まどろみマーブル
都市の冬、殊に夜というのは誰にも優しくない。優しくしてくれと乞う者がいる訳なんかじゃあないから、それも当然と言えば当然、なのだけれども。
「眠れぬ」
元就はダイニングへ入って来るなり、溜め息。席に着けば額とテーブルがごつんと衝突。
「どうしたよ」
「……眠れぬのだ」
眠れぬのだじゃねえよあんたいっぺん寝ただろう、どーして目ェ覚ましたんだホラホラ布団に潜りな! ……なんていつもの夜の調子でベッドへ追い遣ろうとするけれど、どうにも様子がおかしいから元親はそうできずにいる。
「子守唄でも歌うか」
テーブルに伏した元就の顔を脇から覗きこむようにして、至極真面目に言う。
「要らぬわ」
すっぱり断られたかと思えば、起き上がりに元就の右拳が元親の下顎へクリーンヒット。狙ったように鮮やかな決まりっぷり。
「要らぬが――」
その台詞をおうむ返しにしながら顎をさする元親の表情の渋いこと渋いこと。真夜中、不意打ちのアッパーカットは相当堪えるものであるらしい。

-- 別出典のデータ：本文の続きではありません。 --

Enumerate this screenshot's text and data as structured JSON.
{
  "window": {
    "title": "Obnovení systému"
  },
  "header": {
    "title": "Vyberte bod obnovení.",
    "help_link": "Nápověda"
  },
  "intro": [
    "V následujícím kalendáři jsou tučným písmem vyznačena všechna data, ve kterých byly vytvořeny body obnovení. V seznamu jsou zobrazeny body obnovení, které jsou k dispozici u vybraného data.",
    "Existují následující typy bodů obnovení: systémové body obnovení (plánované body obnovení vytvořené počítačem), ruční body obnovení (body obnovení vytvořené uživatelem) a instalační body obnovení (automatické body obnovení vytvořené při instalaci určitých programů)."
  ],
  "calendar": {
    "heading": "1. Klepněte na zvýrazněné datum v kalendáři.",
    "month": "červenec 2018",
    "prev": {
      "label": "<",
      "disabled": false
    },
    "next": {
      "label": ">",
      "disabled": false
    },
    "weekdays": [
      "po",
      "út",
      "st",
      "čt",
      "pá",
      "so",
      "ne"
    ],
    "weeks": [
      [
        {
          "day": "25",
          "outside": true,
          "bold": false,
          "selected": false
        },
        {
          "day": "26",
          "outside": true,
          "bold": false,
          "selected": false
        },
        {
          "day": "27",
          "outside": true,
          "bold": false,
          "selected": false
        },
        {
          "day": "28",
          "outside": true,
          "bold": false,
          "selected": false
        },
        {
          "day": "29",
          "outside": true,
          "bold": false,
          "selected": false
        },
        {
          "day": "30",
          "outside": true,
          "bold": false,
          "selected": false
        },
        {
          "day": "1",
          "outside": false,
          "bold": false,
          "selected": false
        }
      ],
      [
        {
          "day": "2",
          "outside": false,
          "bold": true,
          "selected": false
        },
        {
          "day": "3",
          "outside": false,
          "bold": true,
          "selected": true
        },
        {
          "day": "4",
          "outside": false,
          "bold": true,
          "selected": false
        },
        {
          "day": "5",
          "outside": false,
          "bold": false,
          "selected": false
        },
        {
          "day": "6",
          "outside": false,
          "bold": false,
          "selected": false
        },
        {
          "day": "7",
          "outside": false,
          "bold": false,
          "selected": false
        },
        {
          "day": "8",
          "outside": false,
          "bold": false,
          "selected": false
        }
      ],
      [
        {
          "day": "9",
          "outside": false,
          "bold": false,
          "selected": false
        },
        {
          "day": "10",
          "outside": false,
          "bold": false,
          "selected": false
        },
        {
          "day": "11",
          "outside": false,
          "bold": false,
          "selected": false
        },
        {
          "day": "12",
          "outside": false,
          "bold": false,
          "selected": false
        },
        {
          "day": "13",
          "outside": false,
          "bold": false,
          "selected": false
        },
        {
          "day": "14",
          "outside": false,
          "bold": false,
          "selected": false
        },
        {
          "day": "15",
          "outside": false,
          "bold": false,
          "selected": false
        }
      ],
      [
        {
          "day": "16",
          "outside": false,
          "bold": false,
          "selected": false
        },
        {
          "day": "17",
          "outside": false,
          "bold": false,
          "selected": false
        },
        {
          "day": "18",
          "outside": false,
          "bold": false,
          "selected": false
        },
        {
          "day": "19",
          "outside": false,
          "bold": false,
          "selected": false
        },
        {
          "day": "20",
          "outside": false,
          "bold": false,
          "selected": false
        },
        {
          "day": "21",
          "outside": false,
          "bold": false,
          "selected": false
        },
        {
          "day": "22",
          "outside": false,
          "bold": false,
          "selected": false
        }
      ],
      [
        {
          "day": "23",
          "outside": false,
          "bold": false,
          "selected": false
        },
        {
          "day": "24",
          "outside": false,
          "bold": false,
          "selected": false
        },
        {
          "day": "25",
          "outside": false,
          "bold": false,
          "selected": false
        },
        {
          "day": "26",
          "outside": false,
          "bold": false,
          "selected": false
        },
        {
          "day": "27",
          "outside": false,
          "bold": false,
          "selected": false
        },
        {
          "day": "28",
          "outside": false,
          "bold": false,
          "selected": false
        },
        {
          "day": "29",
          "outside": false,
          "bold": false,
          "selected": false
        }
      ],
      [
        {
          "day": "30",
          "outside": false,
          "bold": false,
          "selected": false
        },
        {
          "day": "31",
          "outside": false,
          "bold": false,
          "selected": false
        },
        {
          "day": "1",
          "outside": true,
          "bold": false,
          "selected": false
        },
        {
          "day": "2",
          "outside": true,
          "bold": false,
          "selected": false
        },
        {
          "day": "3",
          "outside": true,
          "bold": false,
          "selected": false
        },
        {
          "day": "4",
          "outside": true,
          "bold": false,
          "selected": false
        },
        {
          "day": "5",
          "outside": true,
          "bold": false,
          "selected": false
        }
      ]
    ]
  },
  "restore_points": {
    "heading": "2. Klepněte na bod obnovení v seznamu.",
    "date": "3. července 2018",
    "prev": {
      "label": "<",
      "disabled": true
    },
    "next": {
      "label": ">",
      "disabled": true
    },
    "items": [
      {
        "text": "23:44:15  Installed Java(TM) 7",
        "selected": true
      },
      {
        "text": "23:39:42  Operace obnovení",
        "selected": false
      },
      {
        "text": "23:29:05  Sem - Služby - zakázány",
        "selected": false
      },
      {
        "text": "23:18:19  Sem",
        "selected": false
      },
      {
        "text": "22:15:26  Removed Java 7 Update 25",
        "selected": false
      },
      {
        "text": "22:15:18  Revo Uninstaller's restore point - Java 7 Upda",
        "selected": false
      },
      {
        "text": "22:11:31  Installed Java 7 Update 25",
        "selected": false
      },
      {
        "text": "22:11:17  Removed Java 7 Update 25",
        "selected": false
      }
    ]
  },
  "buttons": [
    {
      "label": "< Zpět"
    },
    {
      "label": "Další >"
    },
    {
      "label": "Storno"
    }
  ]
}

要らぬがなんだ、なにが欲しい。視線をくれてやれば、何事も無かったと言わんばかりに澄ました顔で一言。
「温めた牛乳ならば話は別だ」
「ほらよ、つくってきてやったぜ」
それから数分後、どうよと得意気に元親が持ってきたマグカップの中に満たされていたのは湯気立ちのぼるくすんだ赤茶の液体であり、どこをどう見てもにおいを嗅いでも、おそらく口に含んでも――。
「ココアではないか」
「そうだけどよ。いっつもホットミルクばかりだからたまには違うモンをと思ってな」
さあさ飲めよと勧める元親から顔を逸らした元就はまたも大きな溜め息を吐いて、席を立つ。
「貴様はこの程度の頼みも碌に聞けぬのか。無能もここまで来ればいっそ清々しく思えるな」
これだけ散々に言われれば青筋を立てて怒りたくもなるのだろうけれど、元親だけはその限りでない。彼らのように共に暮らしもすれば慣れてしまうし、なにしろ元親は時折遭遇するこんな場面を楽しんですらいたからだ。
「人に物頼むにしちゃでかい口聞いてくれんだなァ、あんたって奴は」
だから今も寝室へ戻ろうとした元就を引き止めて、キスなんかしてみた訳だ。口に含んだマグカップの中味ごと。
「おやすみ」
都市は優しくなかったが、都市に住むものは優しいのかもしれない。
それは甘くやわらかなにおいを伴って瞼を蕩けさせ、大理石に似た模様がつくる世界へ彼を落としこむ。
彼がまどろみの向こうへゆくまで、瞼の上、その大きな手はのせられたままだった。